2024.03.21
- 2018年2月28日
- 国際
このままでは、日本は武器輸出大国になる!!
横井 勝彦 明治大学 名誉教授(元商学部教授)武器輸出拡大の世界史的構造
ここからは少し時代を遡って、いつ、どのような理由で、各国政府が武器の輸出を容認し、奨励してきたのかを紹介しておきます。結論を先取りして言えば、防衛予算が縮小しても、戦争がなくなっても、国内兵器産業の利害とその生産基盤を保護するために、民需産業への転換ではなく、海外への武器輸出を拡大する道を選択してきたのです。
例えば、アメリカにおいて、ベトナム戦争後に急増した有償援助政策や冷戦終結後の対外有償軍事援助制度の狙いは、アメリカ国内での武器需要の減少を海外への武器輸出で補えるよう、政府が兵器産業の武器輸出を保証し、支援することにありました。

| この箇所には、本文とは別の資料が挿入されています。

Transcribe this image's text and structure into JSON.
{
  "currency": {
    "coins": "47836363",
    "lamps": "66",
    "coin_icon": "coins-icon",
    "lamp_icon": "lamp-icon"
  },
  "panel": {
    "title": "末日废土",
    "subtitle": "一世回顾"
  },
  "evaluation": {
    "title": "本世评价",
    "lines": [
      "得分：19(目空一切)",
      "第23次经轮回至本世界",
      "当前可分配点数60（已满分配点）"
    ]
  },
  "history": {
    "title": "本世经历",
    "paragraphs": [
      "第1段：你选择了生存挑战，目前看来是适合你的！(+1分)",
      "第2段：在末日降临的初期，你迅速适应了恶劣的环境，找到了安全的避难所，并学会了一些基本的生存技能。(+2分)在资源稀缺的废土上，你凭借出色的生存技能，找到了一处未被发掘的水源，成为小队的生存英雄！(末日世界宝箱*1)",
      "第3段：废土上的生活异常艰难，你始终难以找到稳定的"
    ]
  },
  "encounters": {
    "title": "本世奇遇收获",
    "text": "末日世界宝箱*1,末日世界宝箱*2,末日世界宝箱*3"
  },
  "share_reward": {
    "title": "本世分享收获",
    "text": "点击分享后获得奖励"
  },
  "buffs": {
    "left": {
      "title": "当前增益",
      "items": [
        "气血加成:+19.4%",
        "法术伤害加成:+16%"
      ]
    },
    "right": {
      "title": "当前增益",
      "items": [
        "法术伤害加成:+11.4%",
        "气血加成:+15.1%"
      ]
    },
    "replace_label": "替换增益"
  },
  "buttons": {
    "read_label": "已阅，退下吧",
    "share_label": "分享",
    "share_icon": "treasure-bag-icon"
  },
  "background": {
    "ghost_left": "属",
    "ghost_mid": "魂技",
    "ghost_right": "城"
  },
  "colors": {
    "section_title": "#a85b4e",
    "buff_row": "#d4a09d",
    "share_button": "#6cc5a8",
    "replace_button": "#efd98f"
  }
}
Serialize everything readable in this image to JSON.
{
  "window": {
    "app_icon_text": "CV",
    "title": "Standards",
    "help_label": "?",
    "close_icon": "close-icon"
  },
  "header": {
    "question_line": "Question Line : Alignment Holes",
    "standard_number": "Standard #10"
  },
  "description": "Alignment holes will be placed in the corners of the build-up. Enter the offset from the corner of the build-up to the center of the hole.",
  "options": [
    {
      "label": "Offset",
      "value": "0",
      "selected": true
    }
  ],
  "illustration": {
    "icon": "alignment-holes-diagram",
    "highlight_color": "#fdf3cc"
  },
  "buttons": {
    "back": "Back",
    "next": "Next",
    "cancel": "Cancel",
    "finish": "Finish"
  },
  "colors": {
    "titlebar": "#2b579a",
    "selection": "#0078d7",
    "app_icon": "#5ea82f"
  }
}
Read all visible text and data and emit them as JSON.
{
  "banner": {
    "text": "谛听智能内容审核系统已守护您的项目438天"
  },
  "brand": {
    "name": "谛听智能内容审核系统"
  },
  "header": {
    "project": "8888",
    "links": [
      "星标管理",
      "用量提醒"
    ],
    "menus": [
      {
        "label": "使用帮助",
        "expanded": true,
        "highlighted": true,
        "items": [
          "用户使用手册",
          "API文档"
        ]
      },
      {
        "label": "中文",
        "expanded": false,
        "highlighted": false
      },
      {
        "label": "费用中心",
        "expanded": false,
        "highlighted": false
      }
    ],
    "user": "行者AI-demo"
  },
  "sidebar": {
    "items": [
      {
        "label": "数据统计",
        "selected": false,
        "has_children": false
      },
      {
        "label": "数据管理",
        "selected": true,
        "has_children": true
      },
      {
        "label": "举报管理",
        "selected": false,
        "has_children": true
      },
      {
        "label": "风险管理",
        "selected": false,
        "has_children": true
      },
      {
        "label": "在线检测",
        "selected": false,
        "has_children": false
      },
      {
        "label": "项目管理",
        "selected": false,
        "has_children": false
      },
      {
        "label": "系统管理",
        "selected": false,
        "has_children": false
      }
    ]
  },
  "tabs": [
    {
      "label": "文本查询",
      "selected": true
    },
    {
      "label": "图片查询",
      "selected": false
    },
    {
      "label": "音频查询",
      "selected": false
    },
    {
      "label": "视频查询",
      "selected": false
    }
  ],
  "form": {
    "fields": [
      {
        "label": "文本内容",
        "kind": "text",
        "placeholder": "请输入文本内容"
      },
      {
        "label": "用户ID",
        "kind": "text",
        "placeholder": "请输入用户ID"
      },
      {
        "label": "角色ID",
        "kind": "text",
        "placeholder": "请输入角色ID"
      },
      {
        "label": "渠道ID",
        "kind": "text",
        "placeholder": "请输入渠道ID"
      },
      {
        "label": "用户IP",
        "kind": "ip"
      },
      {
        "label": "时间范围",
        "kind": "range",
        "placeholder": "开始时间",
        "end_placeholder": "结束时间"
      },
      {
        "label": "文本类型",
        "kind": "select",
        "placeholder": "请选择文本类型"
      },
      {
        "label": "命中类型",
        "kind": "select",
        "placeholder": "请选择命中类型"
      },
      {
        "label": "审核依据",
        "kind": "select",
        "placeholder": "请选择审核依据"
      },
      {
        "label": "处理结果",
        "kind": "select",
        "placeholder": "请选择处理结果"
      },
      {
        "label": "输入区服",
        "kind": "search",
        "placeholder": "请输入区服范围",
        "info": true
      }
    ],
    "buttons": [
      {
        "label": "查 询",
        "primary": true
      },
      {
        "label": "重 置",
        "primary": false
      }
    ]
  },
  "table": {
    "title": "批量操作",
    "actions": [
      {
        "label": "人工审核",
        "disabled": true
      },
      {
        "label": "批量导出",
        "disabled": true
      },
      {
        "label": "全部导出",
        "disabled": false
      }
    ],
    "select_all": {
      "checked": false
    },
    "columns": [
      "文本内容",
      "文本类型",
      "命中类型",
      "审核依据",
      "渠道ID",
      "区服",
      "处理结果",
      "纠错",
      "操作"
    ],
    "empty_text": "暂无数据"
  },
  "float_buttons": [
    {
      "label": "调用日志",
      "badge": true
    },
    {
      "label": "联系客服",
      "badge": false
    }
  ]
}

さらに遡って、第一次大戦後の軍縮不況期においても、同様の構造を確認することができます。イギリス政府は、戦後に余剰兵器が世界中に拡散して帝国防衛が危機に瀕することを恐れ、世界で初めての武器輸出禁止令を発布し、さらに輸出信用保証制度の対象から武器を除外しました。ところが、ドイツ、イタリア、フランスなどでは、イギリスとはまったく逆に、政府が軍縮不況に喘ぐ自国の兵器産業を保護するために積極的に武器輸出を奨励しました。結局、ヴィッカーズ社など自国兵器企業の要請に押されて、イギリスも非公式ながら武器輸出容認に転じ、第二次大戦前夜の東アジアには巨大な武器市場が形成されたのでした。ちなみに、現在検討中と言われている日本の武器輸出貿易保険の目的は、アメリカの対外有償軍事援助制度や両大戦間の軍縮期にヨーロッパ各国が採用した輸出信用保証制度と同じ目的、すなわち武器輸出の推進にあります。